La donna indossa una toga e passa accanto alle principali attrazioni di una delle città più sottovalutate d’Italia: ecco l’antico tempio capitolino, la piazza rinascimentale. E il duomo vecchio accanto a quello nuovo. Poi esegue un trucco teatrale che renderebbe orgoglioso Ovidio, si trasforma in una statua alata, mentre una bambina esclama: “Ooh”. Lo spot pubblicitario, trasmesso dalla Rai, incoraggia gli italiani a visitare Brescia, città a metà strada tra Milano e Verona ignorata dalla maggior parte dei visitatori stranieri e il cui fascino va ricordato anche a tanti italiani.
Ritorno alla normalità
La città è nota per un’antica scultura romana che per quasi duecento anni è stata il simbolo della resilienza nei momenti di difficoltà. La restituzione di quest’opera al pubblico, dopo un lungo restauro, non poteva arrivare in un momento più adatto per una città e una regione duramente colpite dal covid-19.“La Vittoria alata è tornata. Vieni a trovarla”, proclama lo spot.
Nel 2020 l’Italia è stata il primo paese europeo a dover affrontare la pandemia di covid-19 e quello che è successo nelle città della Lombardia – in particolare a Brescia e Bergamo, una trentina di chilometri più a ovest – è stato un avvertimento al mondo di quanto sarebbe stata catastrofica.
Qui sono morte migliaia di persone e pochi italiani dimenticheranno l’immagine dei camion dell’esercito che trasportavano le bare da Bergamo verso impianti di cremazione o cimiteri lontani quando, a poche settimane dall’inizio della pandemia, gli obitori della città non potevano più ospitarle. In quella primavera gli ospedali di Brescia avevano più malati di coronavirus di qualsiasi altro posto in Europa.

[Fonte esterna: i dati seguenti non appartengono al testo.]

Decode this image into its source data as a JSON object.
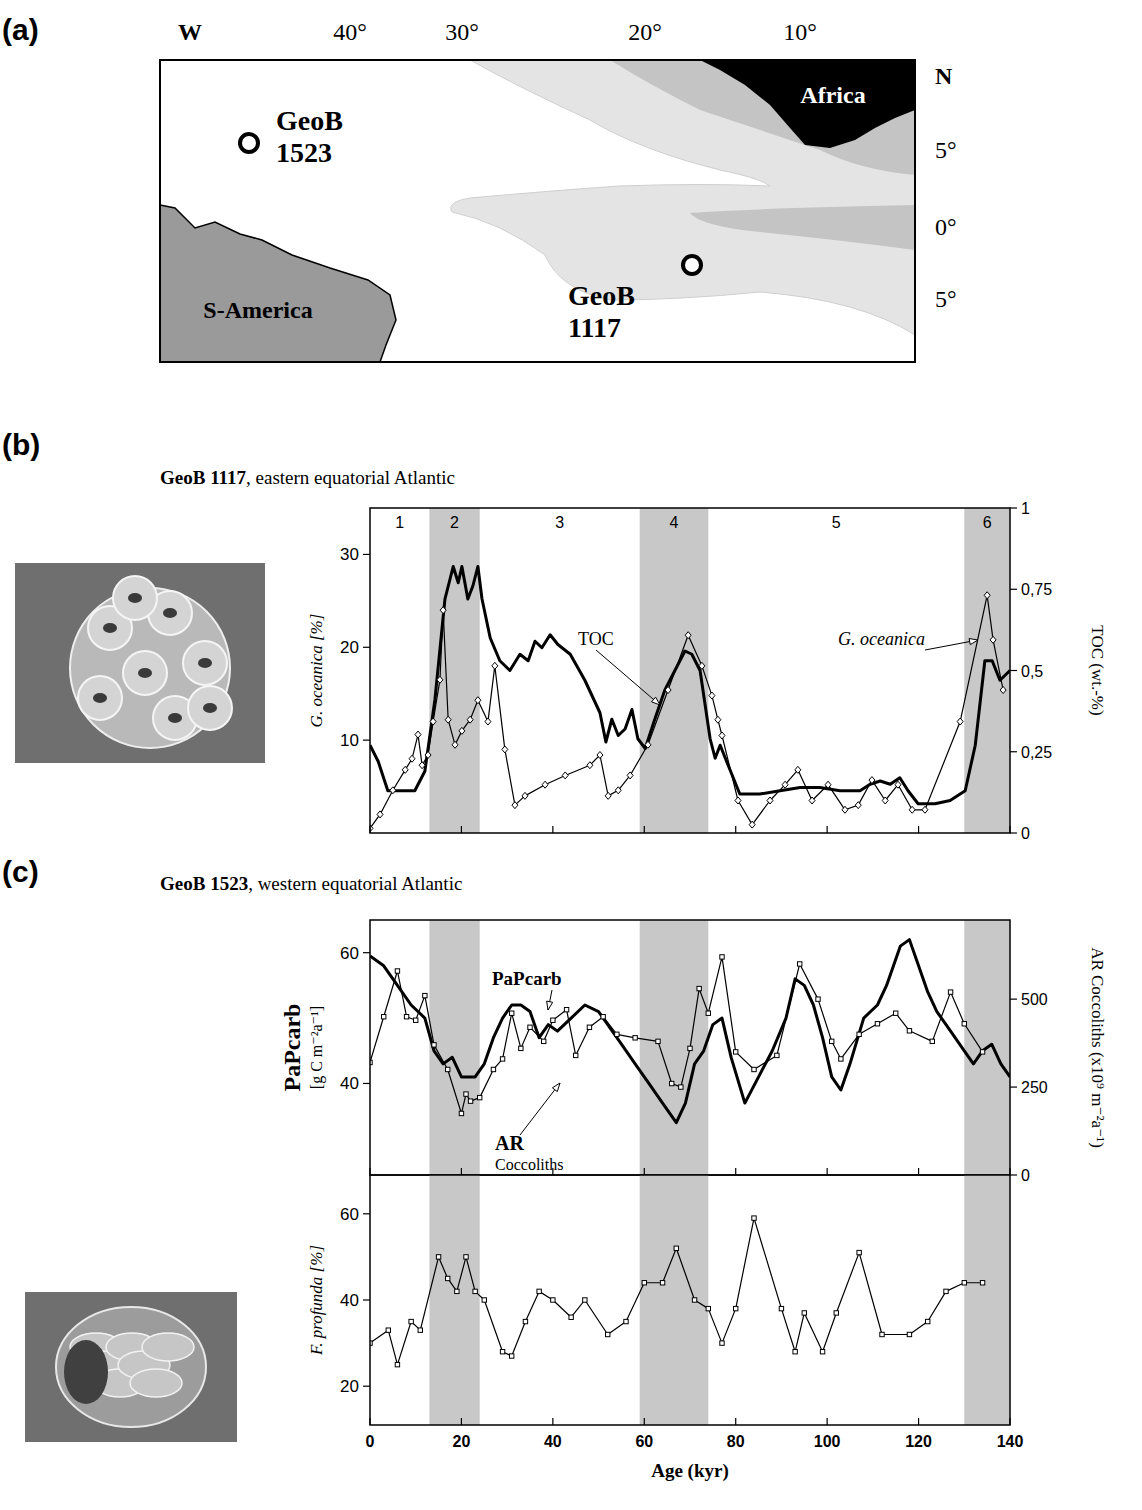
{
  "map": {
    "panel": "(a)",
    "lon_labels": [
      "W",
      "40°",
      "30°",
      "20°",
      "10°"
    ],
    "lat_labels": [
      "N",
      "5°",
      "0°",
      "5°"
    ],
    "regions": [
      "Africa",
      "S-America"
    ],
    "sites": [
      "GeoB 1523",
      "GeoB 1117"
    ]
  },
  "chart_data": [
    {
      "type": "line",
      "panel": "(b)",
      "title": "GeoB 1117, eastern equatorial Atlantic",
      "ylabel": "G. oceanica [%]",
      "y2label": "TOC (wt.-%)",
      "xlim": [
        0,
        140
      ],
      "xticks": [
        0,
        20,
        40,
        60,
        80,
        100,
        120,
        140
      ],
      "ylim": [
        0,
        35
      ],
      "yticks": [
        10,
        20,
        30
      ],
      "y2lim": [
        0,
        1
      ],
      "y2ticks": [
        0,
        {
          "value": 0.25,
          "label": "0,25"
        },
        {
          "value": 0.5,
          "label": "0,5"
        },
        {
          "value": 0.75,
          "label": "0,75"
        },
        1
      ],
      "tick_labels": "y",
      "stages": [
        {
          "label": "1",
          "from": 0,
          "to": 13
        },
        {
          "label": "2",
          "from": 13,
          "to": 24
        },
        {
          "label": "3",
          "from": 24,
          "to": 59
        },
        {
          "label": "4",
          "from": 59,
          "to": 74
        },
        {
          "label": "5",
          "from": 74,
          "to": 130
        },
        {
          "label": "6",
          "from": 130,
          "to": 140
        }
      ],
      "shaded_intervals": [
        [
          13,
          24
        ],
        [
          59,
          74
        ],
        [
          130,
          140
        ]
      ],
      "series": [
        {
          "name": "TOC",
          "axis": "y2",
          "color": "#000000",
          "line_style": "thick",
          "marker": "none",
          "x": [
            0,
            1.8,
            3.9,
            6.6,
            9.8,
            12.0,
            14.2,
            16.4,
            18.2,
            19.3,
            20.1,
            21.4,
            22.5,
            23.6,
            24.5,
            26.3,
            28.4,
            30.6,
            32.8,
            34.6,
            36.1,
            37.6,
            39.4,
            41.1,
            43.8,
            47.0,
            50.3,
            51.6,
            52.9,
            54.3,
            55.8,
            57.3,
            58.6,
            60.2,
            62.3,
            64.5,
            66.7,
            68.9,
            70.4,
            72.2,
            74.4,
            75.5,
            76.6,
            78.3,
            80.9,
            85.3,
            89.7,
            94.1,
            98.4,
            102.8,
            107.2,
            109.4,
            111.6,
            113.8,
            115.9,
            117.7,
            119.9,
            123.6,
            126.9,
            130.2,
            132.4,
            134.5,
            136.1,
            137.8,
            140
          ],
          "values": [
            0.27,
            0.22,
            0.13,
            0.13,
            0.13,
            0.19,
            0.41,
            0.72,
            0.82,
            0.77,
            0.82,
            0.72,
            0.76,
            0.82,
            0.72,
            0.6,
            0.53,
            0.5,
            0.55,
            0.53,
            0.59,
            0.57,
            0.61,
            0.58,
            0.55,
            0.47,
            0.37,
            0.28,
            0.35,
            0.3,
            0.32,
            0.38,
            0.29,
            0.26,
            0.35,
            0.44,
            0.5,
            0.56,
            0.55,
            0.5,
            0.29,
            0.23,
            0.27,
            0.21,
            0.12,
            0.12,
            0.13,
            0.14,
            0.14,
            0.13,
            0.13,
            0.15,
            0.16,
            0.15,
            0.17,
            0.13,
            0.09,
            0.09,
            0.1,
            0.13,
            0.27,
            0.53,
            0.53,
            0.47,
            0.5
          ]
        },
        {
          "name": "G. oceanica",
          "color": "#000000",
          "line_style": "thin",
          "marker": "diamond",
          "x": [
            0,
            2.2,
            5.0,
            7.7,
            9.2,
            10.5,
            11.4,
            12.7,
            13.8,
            15.3,
            16.0,
            17.1,
            18.6,
            20.1,
            21.9,
            23.6,
            25.8,
            27.3,
            29.5,
            31.7,
            33.9,
            38.3,
            42.7,
            48.1,
            50.3,
            52.1,
            54.3,
            56.9,
            60.8,
            65.2,
            69.6,
            72.6,
            74.8,
            76.1,
            77.0,
            80.5,
            83.6,
            87.5,
            90.8,
            93.6,
            96.7,
            100.2,
            103.9,
            106.8,
            109.8,
            112.7,
            115.5,
            118.6,
            121.4,
            129.1,
            135.0,
            136.3,
            138.5
          ],
          "values": [
            0.5,
            2,
            4.6,
            6.8,
            8,
            10.6,
            7.3,
            8.4,
            12,
            16.5,
            24,
            12.2,
            9.5,
            11,
            12.2,
            14.3,
            12,
            18,
            9,
            3,
            4,
            5.2,
            6.2,
            7.3,
            8.4,
            4,
            4.6,
            6.2,
            9.5,
            15.4,
            21.3,
            18,
            14.8,
            12.2,
            10.5,
            3.5,
            0.9,
            3.5,
            5.2,
            6.8,
            3.5,
            5.2,
            2.5,
            3,
            5.7,
            3.5,
            5.2,
            2.5,
            2.5,
            12,
            25.6,
            20.8,
            15.4
          ]
        }
      ]
    },
    {
      "type": "line",
      "panel": "(c)",
      "title": "GeoB 1523, western equatorial Atlantic",
      "ylabel": "PaPcarb [g C m⁻²a⁻¹]",
      "y2label": "AR Coccoliths (x10⁹ m⁻²a⁻¹)",
      "xlim": [
        0,
        140
      ],
      "xticks": [
        0,
        20,
        40,
        60,
        80,
        100,
        120,
        140
      ],
      "ylim": [
        26,
        65
      ],
      "yticks": [
        40,
        60
      ],
      "y2lim": [
        0,
        725
      ],
      "y2ticks": [
        0,
        250,
        500
      ],
      "tick_labels": "y",
      "shaded_intervals": [
        [
          13,
          24
        ],
        [
          59,
          74
        ],
        [
          130,
          140
        ]
      ],
      "series": [
        {
          "name": "PaPcarb",
          "color": "#000000",
          "line_style": "thick",
          "marker": "none",
          "x": [
            0,
            3,
            6,
            9,
            12,
            14,
            16,
            18,
            20,
            23,
            25,
            27,
            29,
            31,
            33,
            35,
            37,
            39,
            41,
            44,
            47,
            50,
            52,
            55,
            58,
            61,
            64,
            67,
            69,
            71,
            73,
            75,
            77,
            79,
            82,
            85,
            88,
            91,
            93,
            95,
            97,
            99,
            101,
            103,
            105,
            108,
            111,
            113,
            116,
            118,
            120,
            122,
            124,
            127,
            130,
            132,
            134,
            136,
            138,
            140
          ],
          "values": [
            59.5,
            58,
            55,
            52,
            50,
            45,
            43,
            44,
            41,
            41,
            43,
            47,
            50,
            52,
            52,
            51,
            47,
            49,
            48,
            50,
            52,
            51,
            49,
            46,
            43,
            40,
            37,
            34,
            37,
            43,
            45,
            49,
            50,
            44,
            37,
            41,
            45,
            50,
            56,
            55,
            52,
            47,
            41,
            39,
            43,
            50,
            52,
            55,
            61,
            62,
            58,
            54,
            51,
            48,
            45,
            43,
            45,
            46,
            43,
            41
          ]
        },
        {
          "name": "AR Coccoliths",
          "axis": "y2",
          "color": "#000000",
          "line_style": "thin",
          "marker": "square",
          "x": [
            0,
            3,
            6,
            8,
            10,
            12,
            14,
            17,
            20,
            21,
            22,
            24,
            27,
            29,
            31,
            33,
            35,
            38,
            40,
            43,
            45,
            48,
            51,
            54,
            58,
            63,
            66,
            68,
            70,
            72,
            74,
            77,
            80,
            84,
            89,
            94,
            98,
            101,
            103,
            107,
            111,
            115,
            118,
            123,
            127,
            130,
            134
          ],
          "values": [
            320,
            450,
            580,
            450,
            440,
            510,
            370,
            300,
            175,
            230,
            210,
            220,
            300,
            330,
            460,
            360,
            420,
            380,
            440,
            470,
            340,
            420,
            450,
            400,
            390,
            380,
            260,
            250,
            360,
            530,
            460,
            620,
            350,
            300,
            340,
            600,
            500,
            380,
            330,
            400,
            430,
            460,
            410,
            380,
            520,
            430,
            350
          ]
        }
      ]
    },
    {
      "type": "line",
      "ylabel": "F. profunda [%]",
      "xlabel": "Age (kyr)",
      "xlim": [
        0,
        140
      ],
      "xticks": [
        0,
        20,
        40,
        60,
        80,
        100,
        120,
        140
      ],
      "ylim": [
        11,
        69
      ],
      "yticks": [
        20,
        40,
        60
      ],
      "shaded_intervals": [
        [
          13,
          24
        ],
        [
          59,
          74
        ],
        [
          130,
          140
        ]
      ],
      "series": [
        {
          "color": "#000000",
          "line_style": "thin",
          "marker": "square",
          "x": [
            0,
            4,
            6,
            9,
            11,
            15,
            17,
            19,
            21,
            23,
            25,
            29,
            31,
            34,
            37,
            40,
            44,
            47,
            52,
            56,
            60,
            64,
            67,
            71,
            74,
            77,
            80,
            84,
            90,
            93,
            95,
            99,
            102,
            107,
            112,
            118,
            122,
            126,
            130,
            134
          ],
          "values": [
            30,
            33,
            25,
            35,
            33,
            50,
            45,
            42,
            50,
            42,
            40,
            28,
            27,
            35,
            42,
            40,
            36,
            40,
            32,
            35,
            44,
            44,
            52,
            40,
            38,
            30,
            38,
            59,
            38,
            28,
            37,
            28,
            37,
            51,
            32,
            32,
            35,
            42,
            44,
            44
          ]
        }
      ]
    }
  ]
}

È stato un periodo di “vero terrore”, ricorda il sindaco di Brescia Emilio Del Bono, perché quasi tutti avevano un amico, un parente o un vicino che era morto o finito in terapia intensiva. Il covid-19 era entrato a far parte della vita delle persone. “Lo sentivi vicino”, dice il sindaco.
Sette mesi fa qui il virus era ancora una presenza opprimente: i contagi dovuti alla variante delta che spingevano di nuovo il sistema sanitario ben oltre i suoi limiti.
Oggi, mentre a livello nazionale i contagi crescono lentamente grazie alla campagna vaccinale del governo, e mentre le restrizioni imposte dal covid-19 alle attività sociali si allentano, Brescia sta vivendo un momento di “euforia postbellica”, afferma Del Bono. Le autorità locali stanno cercando di sfruttare questa euforia per promuovere una città conosciuta più per la sua produzione industriale, soprattutto macchine utensili e prodotti siderurgici, che come centro culturale. E stanno usando la Vittoria alata come attrazione per i visitatori.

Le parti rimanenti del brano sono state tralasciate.